AlphaDex® Approach: Each of the sectors follows a StrataQuant® sector index employing the AlphaDEX® methodology. This enhanced index developed, maintained and sponsored by the NYSE Euronext, selects stocks from the Russell 1000® Index.
The construction of a StrataQuant® index for each sector consists of ranking the stocks selected on growth factors including three, six and 12-month price appreciation, sales to price and one year sales growth, and, separately, on value factors including book value to price, cash flow to price and return on assets.
Stocks which Russell has classified solely as growth or value, receive their scores using growth or value factors respectively. Stocks between both growth and value receive their best score between the growth and value factors.
The stocks are then ranked by scores with the bottom 25% eliminated and the top 75% selected. The selected stocks are divided into quintiles and stock equally-weighted within each quintile. The index is reconstituted and rebalanced quarterly.

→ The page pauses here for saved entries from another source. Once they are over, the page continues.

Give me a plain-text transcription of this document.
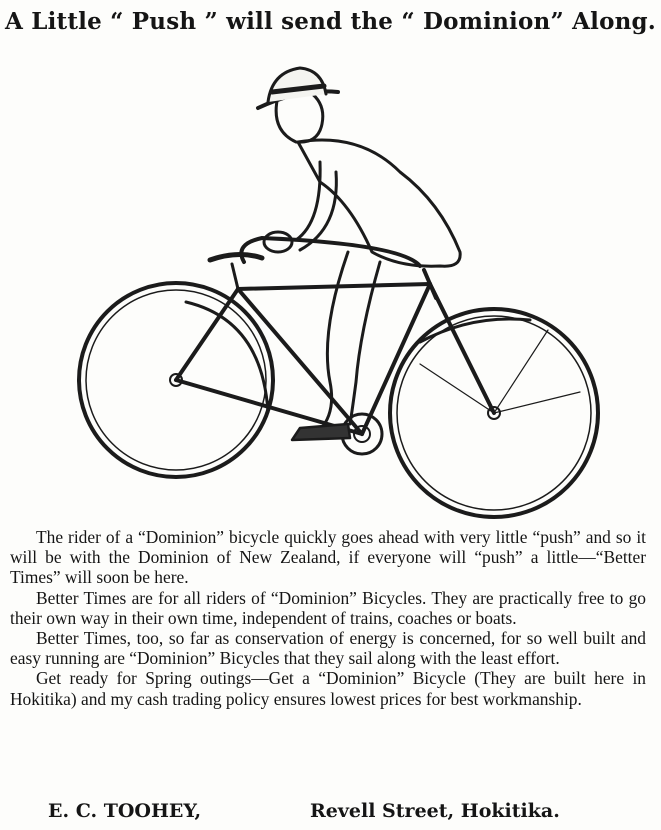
A Little “ Push ” will send the “ Dominion” Along.

The rider of a “Dominion” bicycle quickly goes ahead with very little “push” and so it will be with the Dominion of New Zealand, if everyone will “push” a little—“Better Times” will soon be here.

Better Times are for all riders of “Dominion” Bicycles. They are practically free to go their own way in their own time, independent of trains, coaches or boats.

Better Times, too, so far as conservation of energy is concerned, for so well built and easy running are “Dominion” Bicycles that they sail along with the least effort.

Get ready for Spring outings—Get a “Dominion” Bicycle (They are built here in Hokitika) and my cash trading policy ensures lowest prices for best workmanship.

E. C. TOOHEY,	Revell Street, Hokitika.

Three Sector Funds with Best Five-Year Results: Of the nine funds launched, three have done exceedingly well over the last five years compared with their sector categories. They all currently have Morningstar four-star ratings. Respectively, two have outperformed the Russell 1000® Consumer Staples Index and S&P 500 Consumer Staples Index; the Russell 1000® Financial Services Index and the S&P 500 Financials Index; while FXH missed by a percentage point its Russell 1000® Health Care Index and the S&P 500 Health Care Index for recent 1-Year returns.

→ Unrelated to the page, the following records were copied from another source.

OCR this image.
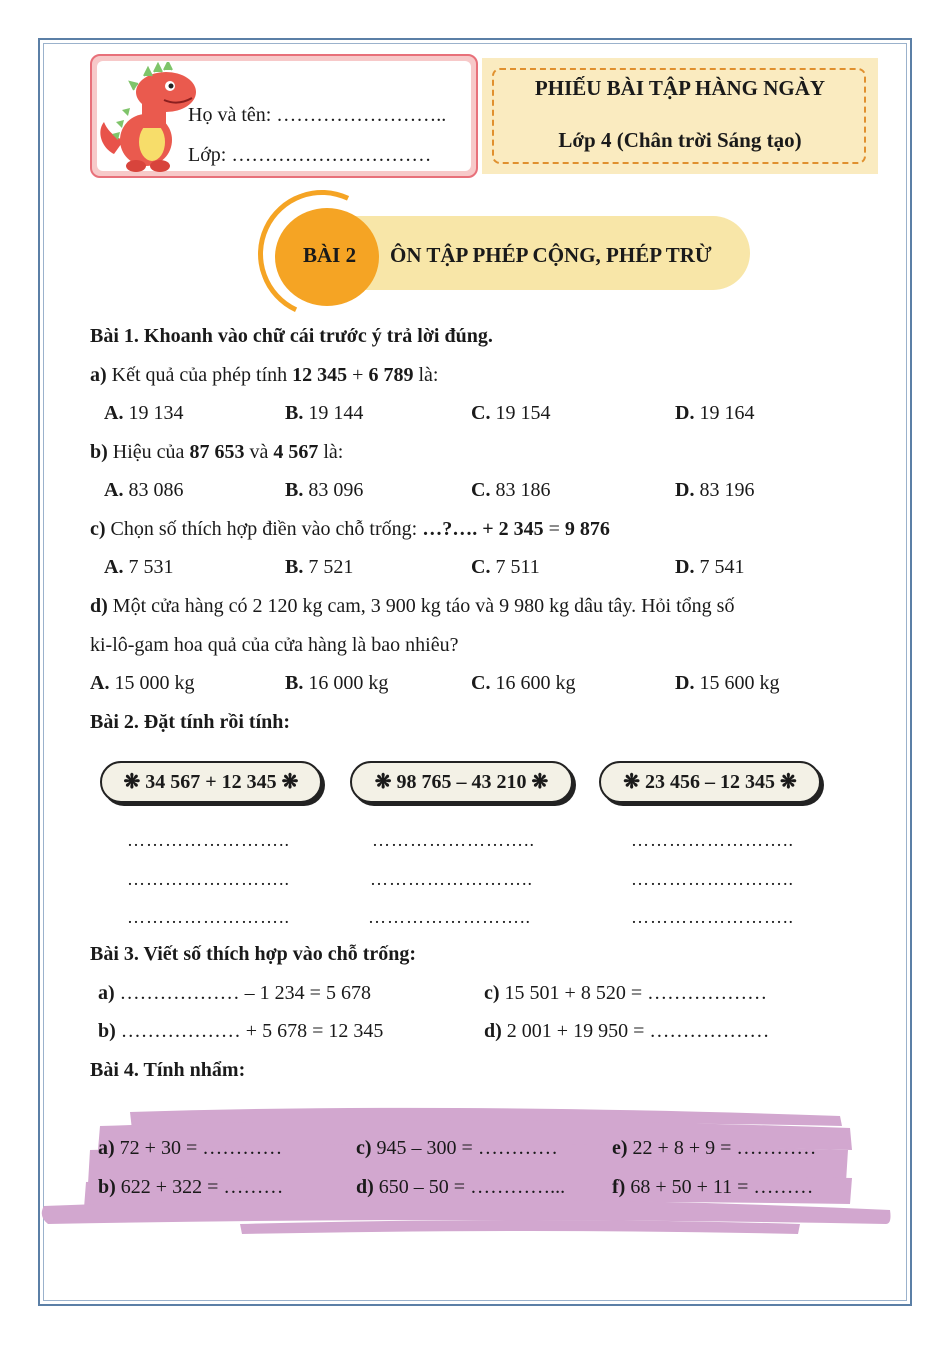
Họ và tên: ……………………..
Lớp: …………………………
PHIẾU BÀI TẬP HÀNG NGÀY
Lớp 4 (Chân trời Sáng tạo)
BÀI 2 ÔN TẬP PHÉP CỘNG, PHÉP TRỪ
Bài 1. Khoanh vào chữ cái trước ý trả lời đúng.
a) Kết quả của phép tính 12 345 + 6 789 là:
A. 19 134	B. 19 144	C. 19 154	D. 19 164
b) Hiệu của 87 653 và 4 567 là:
A. 83 086	B. 83 096	C. 83 186	D. 83 196
c) Chọn số thích hợp điền vào chỗ trống: …?…. + 2 345 = 9 876
A. 7 531	B. 7 521	C. 7 511	D. 7 541
d) Một cửa hàng có 2 120 kg cam, 3 900 kg táo và 9 980 kg dâu tây. Hỏi tổng số
ki-lô-gam hoa quả của cửa hàng là bao nhiêu?
A. 15 000 kg	B. 16 000 kg	C. 16 600 kg	D. 15 600 kg
Bài 2. Đặt tính rồi tính:
❋ 34 567 + 12 345 ❋	❋ 98 765 – 43 210 ❋	❋ 23 456 – 12 345 ❋
……………………..	……………………..	……………………..
……………………..	……………………..	……………………..
……………………..	……………………..	……………………..
Bài 3. Viết số thích hợp vào chỗ trống:
a) ……………… – 1 234 = 5 678	c) 15 501 + 8 520 = ………………
b) ……………… + 5 678 = 12 345	d) 2 001 + 19 950 = ………………
Bài 4. Tính nhẩm:
a) 72 + 30 = …………	c) 945 – 300 = …………	e) 22 + 8 + 9 = …………
b) 622 + 322 = ………	d) 650 – 50 = …………... f) 68 + 50 + 11 = ………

First Trust Consumer Staples AlphaDEX® Fund (NYSEARCA:FXG) YTD: 20.85%, 1-Year: 26.74%, 3-Year: 17.13%, 5-Year: 12.61%
FXG's market-cap universe includes 55.54% mid-caps and 44.48% large caps covering 38 major brand names, many lower-end, that meet consumers' essentials. Brands include Safeway, Kroger, Campbell Soup, H. J. Heinz, Coca-Cola, Pepsi, Colgate-Palmolive. This offering is well positioned for lean times and not-so lean-times. During the first quarter of this year, FXG was one of six ETFs that gained over 20%; beating out SPY's 10.01% return.

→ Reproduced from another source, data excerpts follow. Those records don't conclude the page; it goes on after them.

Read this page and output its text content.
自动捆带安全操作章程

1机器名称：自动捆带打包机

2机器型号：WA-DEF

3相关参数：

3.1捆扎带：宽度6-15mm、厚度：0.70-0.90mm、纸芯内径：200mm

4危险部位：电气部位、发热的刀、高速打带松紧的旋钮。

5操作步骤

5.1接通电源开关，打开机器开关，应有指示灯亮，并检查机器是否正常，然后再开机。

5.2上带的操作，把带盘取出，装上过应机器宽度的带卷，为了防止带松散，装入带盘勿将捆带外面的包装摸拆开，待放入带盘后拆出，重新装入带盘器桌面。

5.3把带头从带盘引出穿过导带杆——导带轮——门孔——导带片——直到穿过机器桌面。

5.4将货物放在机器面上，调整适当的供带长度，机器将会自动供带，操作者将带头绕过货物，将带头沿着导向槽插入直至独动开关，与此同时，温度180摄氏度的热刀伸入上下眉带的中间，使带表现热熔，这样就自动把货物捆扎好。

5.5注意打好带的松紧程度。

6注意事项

First Trust Financials AlphaDEX® Fund (NYSEARCA:FXO) YTD: 16.24%, 1-Year: 22.39%, 3-Year: 11.25%, 5-Year: 7.24%
FXO provides similar positives: 76.12% of its holdings are mid-caps. The AlphaDEX® methodology has stripped out the bottom 25% quintile offering 164 stocks in this value-growth vetted basket with not a single company having more than 1.10% of the total assets. Top holdings include Assurant, Inc, Fidelity National Financial, Leucadia National Corp, Protective Life Corp, and American International Group. This ETF, among these three funds, shows the most geographic diversification (87% US/12% foreign) among its holdings.
First Trust Health Care AlphaDEX® Fund (NYSEARCA:FXH) YTD: 19.19%, 1-Year: 28.12%, 3-Year: 17.77%, 5-Year: 16.55%
Likewise, FXH offers a good slice of 56.20% mid-cap holdings, rounded out with 43.78% in large caps. This attractive growth and value AlphaDEX® health ETF includes 71 stocks with broad coverage of the health spectrum: 40% health care providers, 21% health care equipment, 16% biotechnology, 11% pharmaceuticals, and 11% life sciences. Its biotechnology and pharmaceutical holdings include notable picks such as Gilead Sciences, Celgene Corporation, BioMarin Pharmaceutical, Amgen, Biogen, Mylan, and Onyx. No single company within this ETF equals more than 4.53% of holdings.
The AlphaDEX® approach has worked well for these three sector ETFs over an extended period, suggesting continued attractive returns for these funds and the methodology employed.
The enhanced AlphaDEX® methodology hits a "sweet spot" between passive and actively-managed approaches. It offers more than a traditionally passive index and fewer of the dangers that may beset actively-managed ETFs.
These sector funds focus on mid-cap holdings and thus offer more growth potential.
The expense ratio of 0.70% for each of these funds is higher than many of their peers.
Two of these three funds cover domestic stocks only, with FXO branching out with 12% foreign stocks. While the domestic companies within these ETFs are in most instances global players, lack of foreign company holdings may minimally impact returns at some point in the future.
Disclosure: I am long FXH. I wrote this article myself, and it expresses my own opinions. I am not receiving compensation for it (other than from Seeking Alpha). I have no business relationship with any company whose stock is mentioned in this article.